Virtually all writers, whether from a pagan or from high magick background, are agreed that magick is an act of Will and intent. It should therefore be immaterial what we choose to use as a focus for our Will; we should be able to work with a lump of dogshit as happily as with the prettiest bit of amethyst or turquoise. More to the point, is it usually agreed that magick requires effort on the part of the magickian and I would suggest therefore that one of the key factors in using a physical focus for our Will is that we should have found the object ourselves. Scavenging and beach-combing are excellent ways of becoming sensitive to a natural environment and of becoming more perceptive.

When I lived in Norfolk I had the enviable choice of several substantial areas of post-glacial woodland (from which I managed to collect wonderfully twisted bits of wood, feathers, the tip of a squirrel's tail and various animal bones and skulls) and a number of remote and unspoiled beaches; one of the the latter presented me with a beautiful, though worn, neolithic flint arrowhead ("elf-shot" as our ancestors calledit) which goes everywhere with me. You also find, if you haunt a particular site, that the powers of that place become more trusting and giving when they realise that you are prepared to make the effort to develop a relationship with the place and are not motivated by an idle curiousity; when that happens there is no telling what they may share with you.

The folklore of the ordinary people of former centuries, who were the pagan ancestors of most of us who are native to these islands, is full of mentions of hagstones, pieces of the wood from a tree chosen for a given magickal purpose, native herbs and plants or dried bits of animals. It is this almost-lost knowledge of our ancestors which we should seek to reclaim - paganism is much more to do with finding our roots and developing a relationship with the sacred landscape than with collecting pretty bits of rock brought to us by multinational corporations.
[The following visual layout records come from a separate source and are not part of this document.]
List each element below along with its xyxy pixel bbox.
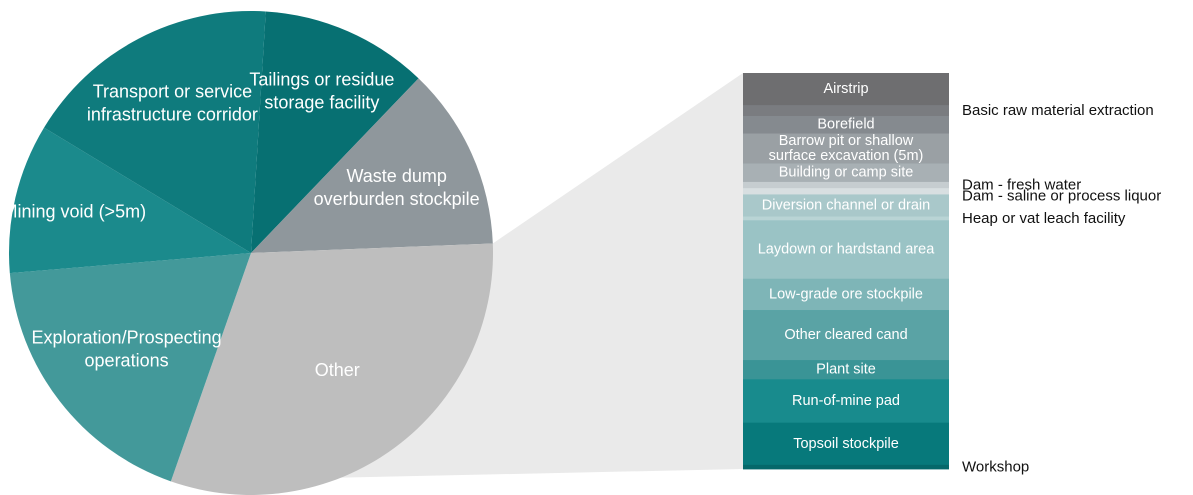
bar-segment-airstrip bbox=[743, 73, 949, 106]
pie-slice-mining-void-5m bbox=[9, 127, 251, 274]
pie-slice-label-exploration-prospecting-operations: Exploration/Prospecting operations bbox=[32, 328, 222, 371]
bar-segment-run-of-mine-pad bbox=[743, 379, 949, 424]
pie-slice-label-tailings-or-residue-storage-facility: Tailings or residue storage facility bbox=[249, 70, 394, 113]
bar-segment-borefield bbox=[743, 115, 949, 134]
bar-segment-dam-saline-or-process-liquor bbox=[743, 188, 949, 195]
pie-slice-transport-or-service-infrastructure-corridor bbox=[44, 11, 266, 253]
bar-segment-label-topsoil-stockpile: Topsoil stockpile bbox=[793, 436, 899, 452]
bar-segment-label-laydown-or-hardstand-area: Laydown or hardstand area bbox=[758, 242, 935, 258]
pie-slice-label-other: Other bbox=[315, 360, 360, 380]
side-label-workshop: Workshop bbox=[962, 458, 1029, 475]
bar-segment-low-grade-ore-stockpile bbox=[743, 278, 949, 311]
pie-slice-label-transport-or-service-infrastructure-corridor: Transport or service infrastructure corri… bbox=[87, 81, 258, 124]
bar-segment-label-low-grade-ore-stockpile: Low-grade ore stockpile bbox=[769, 286, 923, 302]
bar-segment-building-or-camp-site bbox=[743, 163, 949, 183]
bar-segment-label-building-or-camp-site: Building or camp site bbox=[779, 165, 914, 181]
bar-segment-label-run-of-mine-pad: Run-of-mine pad bbox=[792, 393, 900, 409]
bar-segment-label-borefield: Borefield bbox=[817, 117, 874, 133]
side-label-dam-saline-or-process-liquor: Dam - saline or process liquor bbox=[962, 188, 1161, 205]
bar-segment-barrow-pit-or-shallow-surface-excavation-5m bbox=[743, 133, 949, 164]
bar-segment-other-cleared-cand bbox=[743, 310, 949, 361]
side-label-heap-or-vat-leach-facility: Heap or vat leach facility bbox=[962, 210, 1126, 227]
bar-segment-label-other-cleared-cand: Other cleared cand bbox=[784, 327, 907, 343]
side-label-dam-fresh-water: Dam - fresh water bbox=[962, 177, 1081, 194]
bar-segment-label-diversion-channel-or-drain: Diversion channel or drain bbox=[762, 197, 930, 213]
pie-slice-label-waste-dump-overburden-stockpile: Waste dump overburden stockpile bbox=[314, 166, 480, 209]
bar-segment-label-plant-site: Plant site bbox=[816, 362, 876, 378]
bar-segment-workshop bbox=[743, 464, 949, 470]
pie-slice-other bbox=[170, 243, 493, 495]
pie-slice-tailings-or-residue-storage-facility bbox=[251, 11, 419, 253]
bar-segment-diversion-channel-or-drain bbox=[743, 194, 949, 217]
bar-segment-label-airstrip: Airstrip bbox=[823, 81, 868, 97]
pie-slice-exploration-prospecting-operations bbox=[9, 253, 251, 482]
bar-segment-dam-fresh-water bbox=[743, 181, 949, 189]
bar-segment-plant-site bbox=[743, 360, 949, 380]
bar-segment-basic-raw-material-extraction bbox=[743, 105, 949, 117]
bar-segment-laydown-or-hardstand-area bbox=[743, 220, 949, 280]
pie-slice-waste-dump-overburden-stockpile bbox=[251, 78, 493, 253]
bar-segment-topsoil-stockpile bbox=[743, 422, 949, 466]
side-label-basic-raw-material-extraction: Basic raw material extraction bbox=[962, 102, 1154, 119]
pie-slice-label-mining-void-5m: Mining void (>5m) bbox=[3, 201, 147, 221]
bar-segment-label-barrow-pit-or-shallow-surface-excavation-5m: Barrow pit or shallow surface excavation … bbox=[769, 133, 924, 164]
bar-segment-heap-or-vat-leach-facility bbox=[743, 216, 949, 221]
And yes (before anyone accuses me of living in a glass house) I too have a few crystals - a small quartz cluster, a few fluorite octohedrans, a small cluster of sulphur crystals bought many years ago because it "looked nice". However I look upon them with shame and embarrassment when I think of how I too helped to foster that immoral trade and supported the multinational mining conglomorates. I keep them as a reminder of my thoughtlessness and, frankly, stupidity.